If you are modifying the retrieval pipeline, update the User Tower logic to include your new feature:
# Inside PhoenixRetrievalModel
user_emb, user_mask = block_user_reduce(
user_hashes=batch.user_hashes,
user_embeddings=embeddings.user_embeddings,
language_embeddings=embeddings.language_embeddings, # Pass the new field
num_user_hashes=self.config.hash_config.num_user_hashes,
num_language_hashes=self.config.hash_config.num_language_hashes,
emb_size=self.config.emb_size,
)
5. Verify with a Test Case
After adding a custom embedding, run the existing test suite to ensure the shapes and projections are still valid. You can use phoenix/test_recsys_model.py as a template to create a new test:
def test_custom_feature_projection(self):
# 1. Initialize your new config
config = HashConfig(num_user_hashes=2, num_language_hashes=1)
# 2. Mock input embeddings [Batch, Num_Hashes, Dimension]
user_embs = jnp.ones((4, 2, 64))
lang_embs = jnp.ones((4, 1, 64))
# 3. Call the reduction function
out, mask = block_user_reduce(
user_hashes=jnp.ones((4, 2)),
user_embeddings=user_embs,
language_embeddings=lang_embs,
num_user_hashes=2,
num_language_hashes=1,
emb_size=64
)
# 4. Assert the output is projected back to the model dimension (D=64)

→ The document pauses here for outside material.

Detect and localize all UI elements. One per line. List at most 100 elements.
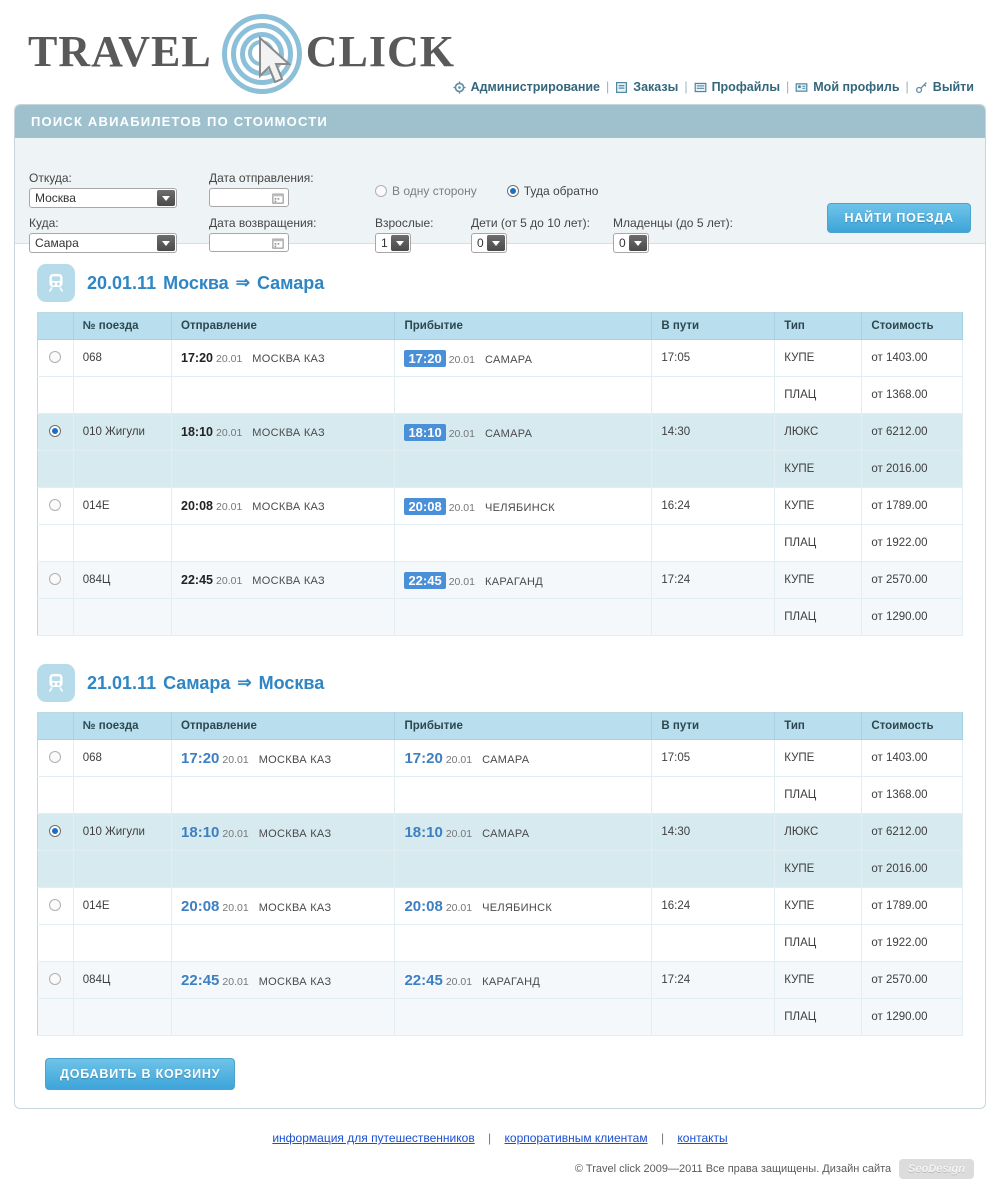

assert out.shape == (4, 1, 64)
Key Considerations
- Initialization Scale: If you add many new features, you may need to adjust the
embed_init_scaleto prevent activation variance from exploding. - Padding: Remember that by convention,
hash 0is reserved for padding. Ensure your data pipeline respects this so that theuser_padding_maskcorrectly identifies valid users.